Dhruv Tyagi, a fifth-semester computer science engineering major and technology director for GLOHSOC, and Faizdeenkhan Pathan, a fifth-semester physiology and neurobiology major and director of operations for GLOHSOC, explained the goal for the organization and the hackathon. They highlighted the collaborative nature of the event and how it highlights people with different educational backgrounds.  

“You’ll notice like a business major is never gonna learn the same thing as a prep like a pre-med major,” Tyagi said. “But if you put them in the same group, they have different skill sets and they come up with, you know, their own unique ideas and they combine them into whatever their project is.” 

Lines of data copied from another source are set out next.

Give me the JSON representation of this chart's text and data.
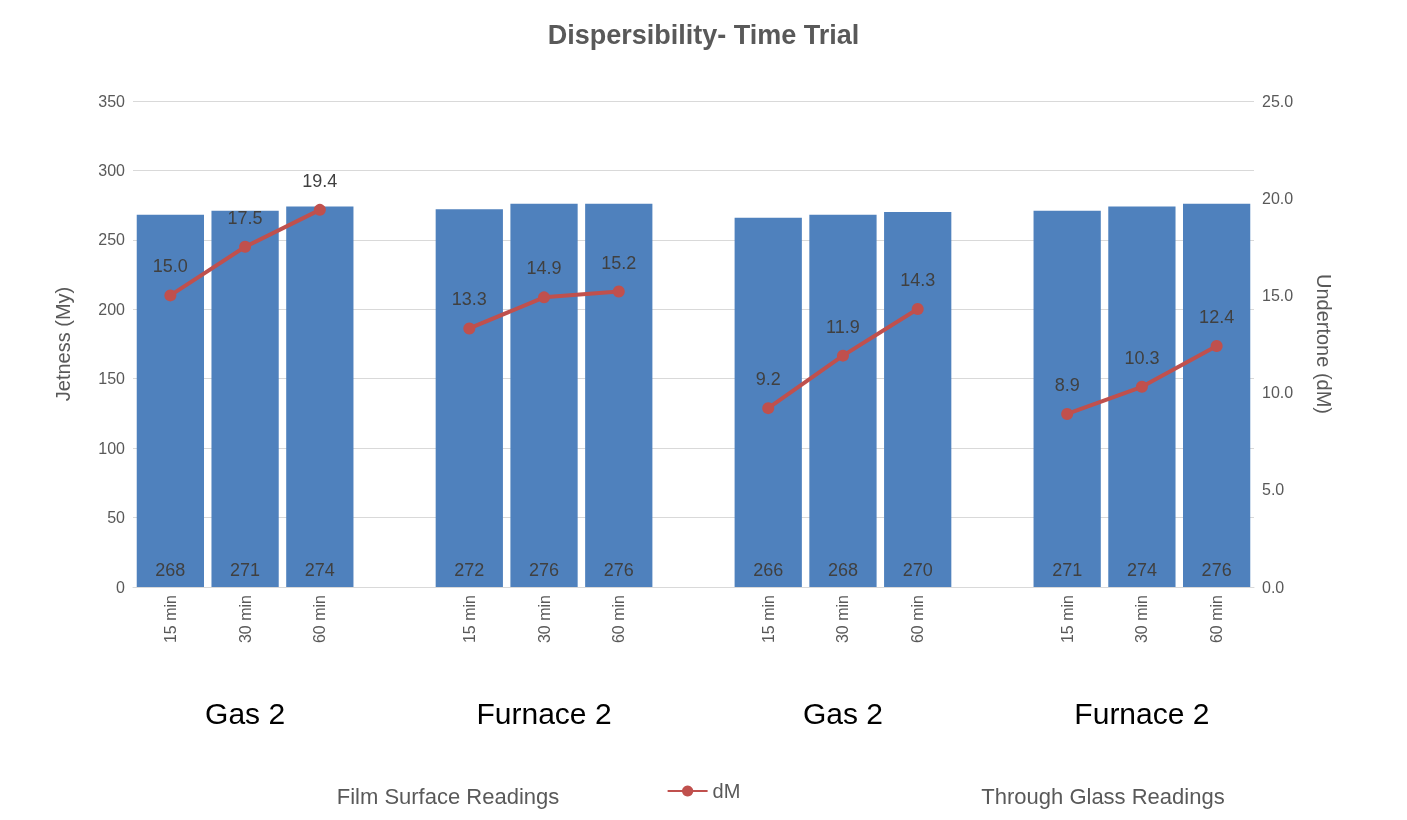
{
  "chart_data": {
    "type": "bar",
    "title": "Dispersibility- Time Trial",
    "ylabel": "Jetness (My)",
    "y2label": "Undertone (dM)",
    "categories": [
      "15 min",
      "30 min",
      "60 min",
      null,
      "15 min",
      "30 min",
      "60 min",
      null,
      "15 min",
      "30 min",
      "60 min",
      null,
      "15 min",
      "30 min",
      "60 min"
    ],
    "series": [
      {
        "color": "#4f81bd",
        "values": [
          268,
          271,
          274,
          null,
          272,
          276,
          276,
          null,
          266,
          268,
          270,
          null,
          271,
          274,
          276
        ],
        "value_labels": [
          "268",
          "271",
          "274",
          null,
          "272",
          "276",
          "276",
          null,
          "266",
          "268",
          "270",
          null,
          "271",
          "274",
          "276"
        ]
      },
      {
        "type": "line",
        "name": "dM",
        "axis": "y2",
        "color": "#c0504d",
        "values": [
          15.0,
          17.5,
          19.4,
          null,
          13.3,
          14.9,
          15.2,
          null,
          9.2,
          11.9,
          14.3,
          null,
          8.9,
          10.3,
          12.4
        ],
        "value_labels": [
          "15.0",
          "17.5",
          "19.4",
          null,
          "13.3",
          "14.9",
          "15.2",
          null,
          "9.2",
          "11.9",
          "14.3",
          null,
          "8.9",
          "10.3",
          "12.4"
        ]
      }
    ],
    "annotations": [
      "Gas 2",
      "Furnace 2",
      "Gas 2",
      "Furnace 2",
      "Film Surface Readings",
      "Through Glass Readings"
    ],
    "ylim": [
      0,
      350
    ],
    "yticks": [
      0,
      50,
      100,
      150,
      200,
      250,
      300,
      350
    ],
    "y2lim": [
      0,
      25
    ],
    "y2ticks": [
      {
        "value": 0,
        "label": "0.0"
      },
      {
        "value": 5,
        "label": "5.0"
      },
      {
        "value": 10,
        "label": "10.0"
      },
      {
        "value": 15,
        "label": "15.0"
      },
      {
        "value": 20,
        "label": "20.0"
      },
      {
        "value": 25,
        "label": "25.0"
      }
    ],
    "grid": "y",
    "legend": "bottom",
    "marker": "circle"
  }
}
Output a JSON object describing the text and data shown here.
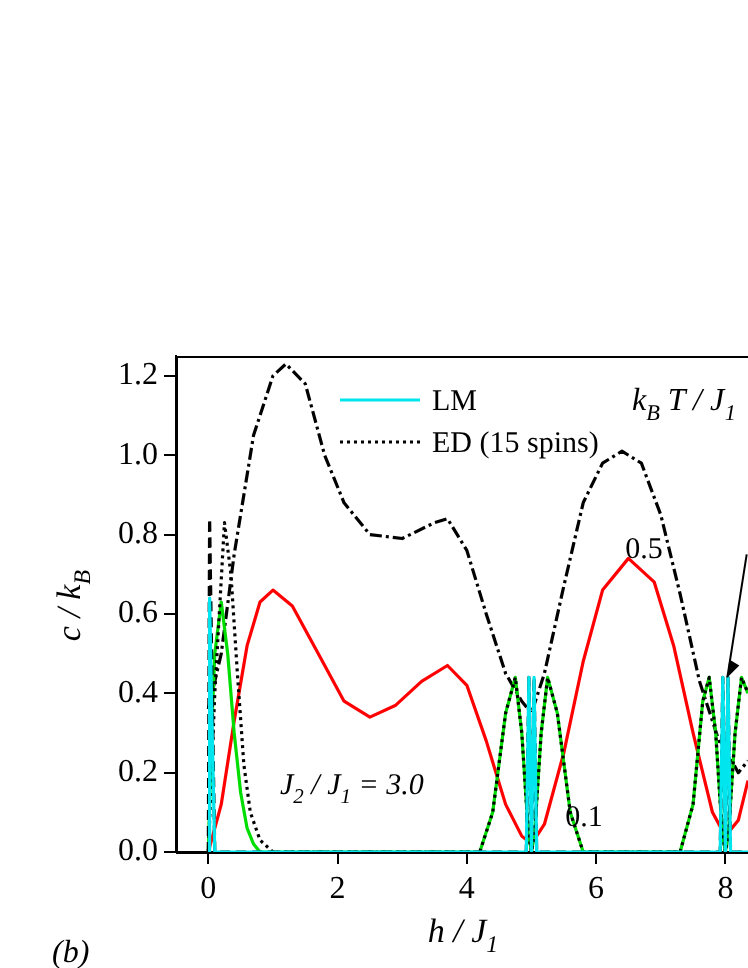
{
  "chart_data": {
    "type": "line",
    "xlabel": "h / J$_{1}$",
    "ylabel": "c / k$_{B}$",
    "legend": "top",
    "grid": false,
    "xlim": [
      -0.5,
      8.35
    ],
    "ylim": [
      0,
      1.25
    ],
    "xticks": [
      0,
      2,
      4,
      6,
      8
    ],
    "yticks": [
      {
        "value": 0,
        "label": "0.0"
      },
      0.2,
      0.4,
      0.6,
      0.8,
      {
        "value": 1,
        "label": "1.0"
      },
      1.2
    ],
    "annotations": [
      "k$_{B}$ T / J$_{1}$",
      "J$_{2}$ / J$_{1}$ = 3.0",
      "(b)",
      "0.5",
      "0.1"
    ],
    "series": [
      {
        "name": "LM",
        "color": "#00e5ee",
        "line_style": "solid",
        "x": [
          0,
          0.02,
          0.06,
          0.1,
          4.92,
          4.96,
          5,
          5.04,
          5.08,
          7.92,
          7.96,
          8,
          8.04,
          8.08,
          8.35
        ],
        "values": [
          0,
          0.64,
          0.3,
          0,
          0,
          0.44,
          0,
          0.44,
          0,
          0,
          0.44,
          0,
          0.44,
          0,
          0
        ]
      },
      {
        "name": "ED (15 spins)",
        "color": "#000000",
        "line_style": "dotted",
        "x": [
          0,
          0.1,
          0.25,
          0.35,
          0.45,
          0.55,
          0.65,
          0.8,
          1,
          4.2,
          4.4,
          4.6,
          4.75,
          4.85,
          4.95,
          5,
          5.05,
          5.15,
          5.25,
          5.4,
          5.6,
          5.8,
          7.3,
          7.5,
          7.65,
          7.75,
          7.85,
          7.95,
          8,
          8.05,
          8.15,
          8.25,
          8.35
        ],
        "values": [
          0,
          0.4,
          0.83,
          0.7,
          0.45,
          0.22,
          0.1,
          0.03,
          0,
          0,
          0.1,
          0.35,
          0.44,
          0.3,
          0.05,
          0,
          0.05,
          0.3,
          0.44,
          0.35,
          0.1,
          0,
          0,
          0.12,
          0.38,
          0.44,
          0.3,
          0.05,
          0,
          0.05,
          0.3,
          0.44,
          0.4
        ]
      },
      {
        "color": "#000000",
        "line_style": "dashed",
        "x": [
          0,
          0.02,
          0.06,
          0.1,
          4.92,
          4.96,
          5,
          5.04,
          5.08,
          7.92,
          7.96,
          8,
          8.04,
          8.08,
          8.35
        ],
        "values": [
          0,
          0.84,
          0.4,
          0,
          0,
          0.44,
          0,
          0.44,
          0,
          0,
          0.44,
          0,
          0.44,
          0,
          0
        ]
      },
      {
        "color": "#00dd00",
        "line_style": "solid",
        "x": [
          0,
          0.05,
          0.1,
          0.2,
          0.3,
          0.4,
          0.5,
          0.6,
          0.7,
          0.8,
          4.2,
          4.4,
          4.6,
          4.75,
          4.85,
          4.95,
          5,
          5.05,
          5.15,
          5.25,
          5.4,
          5.6,
          5.8,
          7.3,
          7.5,
          7.65,
          7.75,
          7.85,
          7.95,
          8,
          8.05,
          8.15,
          8.25,
          8.35
        ],
        "values": [
          0,
          0.3,
          0.5,
          0.63,
          0.5,
          0.3,
          0.15,
          0.06,
          0.02,
          0,
          0,
          0.1,
          0.35,
          0.44,
          0.3,
          0.05,
          0,
          0.05,
          0.3,
          0.44,
          0.35,
          0.1,
          0,
          0,
          0.12,
          0.38,
          0.44,
          0.3,
          0.05,
          0,
          0.05,
          0.3,
          0.44,
          0.4
        ]
      },
      {
        "color": "#ff0000",
        "line_style": "solid",
        "x": [
          0,
          0.2,
          0.4,
          0.6,
          0.8,
          1,
          1.3,
          1.7,
          2.1,
          2.5,
          2.9,
          3.3,
          3.7,
          4,
          4.3,
          4.6,
          4.85,
          5,
          5.2,
          5.5,
          5.8,
          6.1,
          6.5,
          6.9,
          7.2,
          7.5,
          7.8,
          8,
          8.2,
          8.35
        ],
        "values": [
          0,
          0.12,
          0.33,
          0.52,
          0.63,
          0.66,
          0.62,
          0.5,
          0.38,
          0.34,
          0.37,
          0.43,
          0.47,
          0.42,
          0.28,
          0.12,
          0.04,
          0.02,
          0.07,
          0.25,
          0.48,
          0.66,
          0.74,
          0.68,
          0.52,
          0.3,
          0.1,
          0.04,
          0.08,
          0.18
        ]
      },
      {
        "color": "#000000",
        "line_style": "dashdot",
        "x": [
          0,
          0.2,
          0.4,
          0.7,
          1,
          1.2,
          1.5,
          1.8,
          2.1,
          2.5,
          3,
          3.5,
          3.7,
          4,
          4.3,
          4.6,
          4.85,
          5,
          5.2,
          5.5,
          5.8,
          6.1,
          6.4,
          6.7,
          7,
          7.3,
          7.6,
          7.9,
          8,
          8.2,
          8.35
        ],
        "values": [
          0.36,
          0.5,
          0.75,
          1.05,
          1.2,
          1.23,
          1.18,
          1.0,
          0.88,
          0.8,
          0.79,
          0.83,
          0.84,
          0.76,
          0.6,
          0.45,
          0.38,
          0.35,
          0.45,
          0.67,
          0.88,
          0.98,
          1.01,
          0.98,
          0.85,
          0.65,
          0.43,
          0.28,
          0.26,
          0.2,
          0.23
        ]
      }
    ]
  }
}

Tyagi and Pathan explained that GLOHSOC members and the hackathon participants are made up of a diverse set of majors. They said that some focus on biology, some work with computer science and others specialize in business, among other majors. To make the event as inclusive as possible, the hackathons are meant to be more of a project creation event than exclusively coding.  

“It’s a quote-unquote hackathon, but it’s more project development, more like innovation,” Tyagi said. “It’s more innovative than like, ‘Here’s a problem, code it.’”  

EnableHack 2024 is the last main GLOHSOC event for this semester. The organization will host a Global Health Symposium in the spring that will relate to accessibility for the elderly and people with disabilities.